Chapitre premier : « Raison et évolution »
Les limitations permanentes de notre connaissance des faits
La façon de voir constructiviste conduit à des conclusions fausses parce que les actions de l’homme réussissent largement — non pas seulement au stade primitif mais plus encore sans doute au stade de la civilisation – grâce au fait qu’elles sont adaptées à la fois aux faits particuliers que l’homme connaît et à un grand nombre d’autres faits qu’il ne connaît ni ne peut connaître. […] cette inéluctable ignorance de la plupart des données qui entrent dans l’ordre de la Grande Société[1. D’après ce que j’ai compris, la « grande société » d’Hayek est proche de la société ouverte décrite par Popper dans « La société ouverte et ses ennemis »] est la racine du problème central de tout ordre social ; la fiction par laquelle cette ignorance est provisoirement mise de côté n’est la plupart du temps jamais explicitement abandonnée, on se contente de la passer sous silence.

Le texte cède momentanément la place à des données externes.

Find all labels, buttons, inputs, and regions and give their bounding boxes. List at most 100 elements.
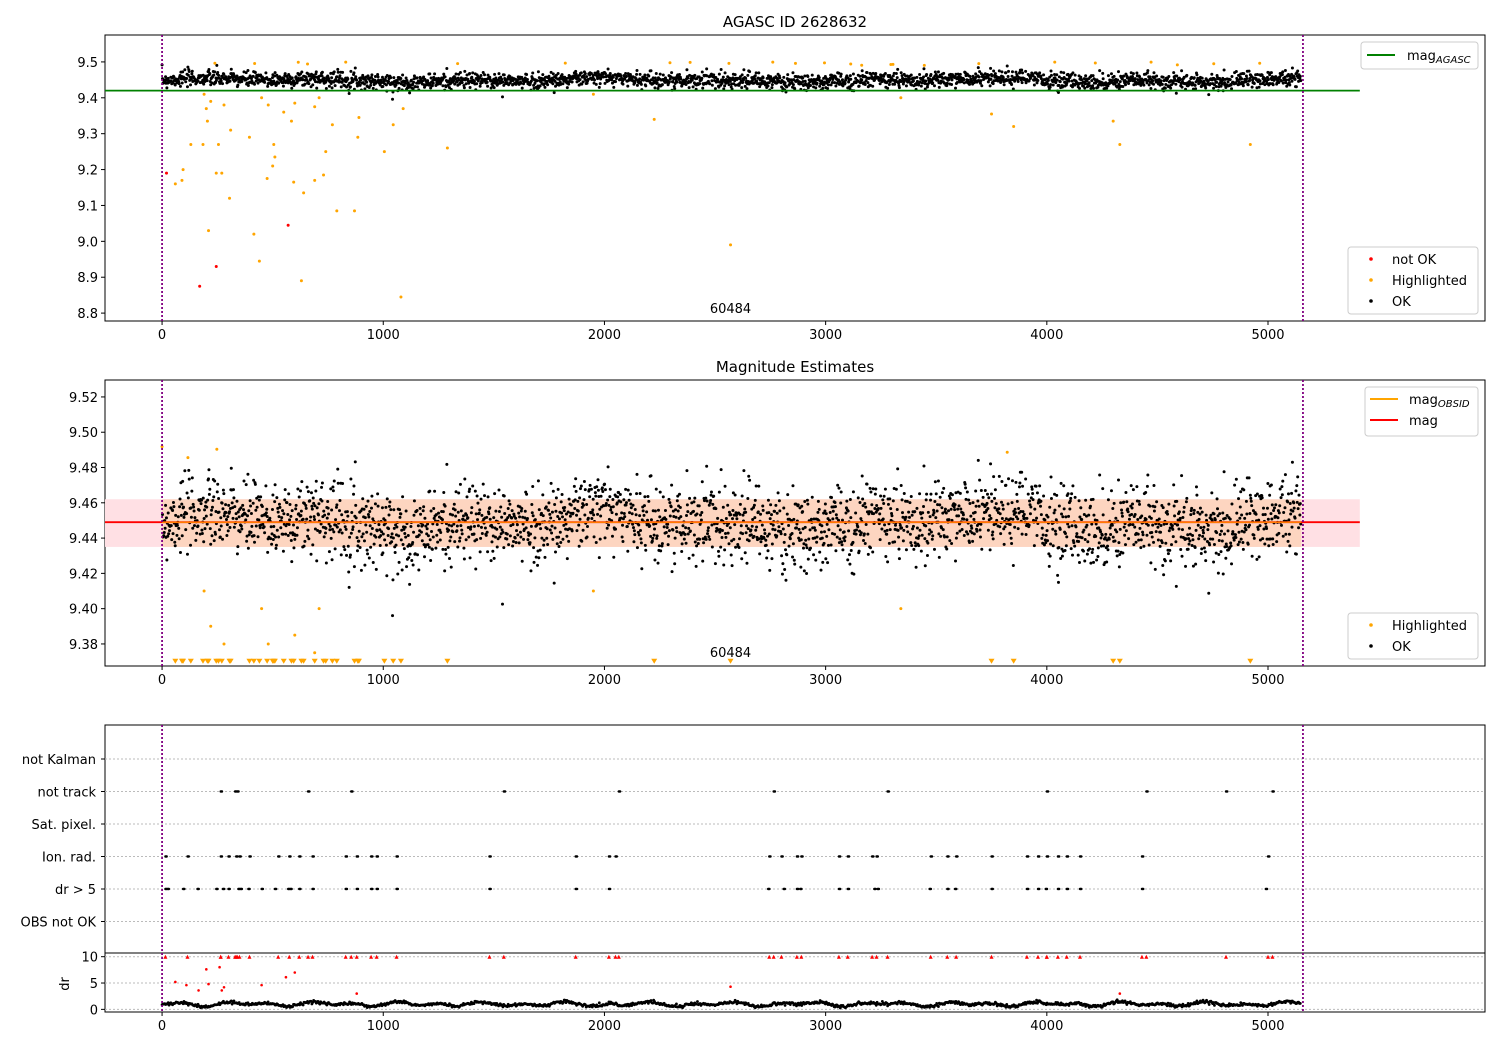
ok-point [270,542,274,546]
ok-point [621,539,625,543]
ok-point [1155,74,1159,78]
ok-point [575,513,579,517]
ok-point [623,77,627,81]
ok-point [290,86,294,90]
ok-point [895,507,899,511]
ok-point [611,498,615,502]
ok-point [746,496,750,500]
ok-point [396,572,400,576]
ok-point [448,77,452,81]
ok-point [520,86,524,90]
ok-point [882,494,886,498]
ok-point [819,530,823,534]
ok-point [1005,64,1009,68]
ok-point [817,76,821,80]
ok-point [556,487,560,491]
ok-point [962,517,966,521]
ok-point [606,67,610,71]
ok-point [1056,573,1060,577]
ok-point [519,535,523,539]
ok-point [741,532,745,536]
ok-point [917,534,921,538]
ok-point [550,524,554,528]
ok-point [1084,74,1088,78]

Après quoi, le raisonnement suit son chemin comme si cette ignorance n’avait aucune importance.[…]
Ce sera l’une de nos thèses principales, que la plupart des règles de conduite qui gouvernent nos actions, et la plupart des institutions qui se dégagent de cette régularité sont autant d’adaptations à l’impossibilité pour quiconque de prendre consciemment en compte tous les faits distincts qui composent l’ordre d’une société. Nous verrons en particulier que la possibilité de la justice repose sur cette limitation inéluctable de notre connaissance des faits et que, par conséquent, la compréhension profonde de la nature de la justice est refusée à tous les constructivistes qui raisonnent habituellement à partir d’une présomption d’omniscience. […] L’erreur caractéristique des rationalistes constructivistes est, à cet égard, qu’ils ont tendance à fonder leur raisonnement sur ce qui a été appelé l’illusion synoptique, c’est-à -dire sur cette fiction que tous les faits à prendre en considération sont présents à l’esprit d’un même individu et qu’il est possible d’édifier, à partir de cette connaissance des données réelles de détail, un ordre social désirable.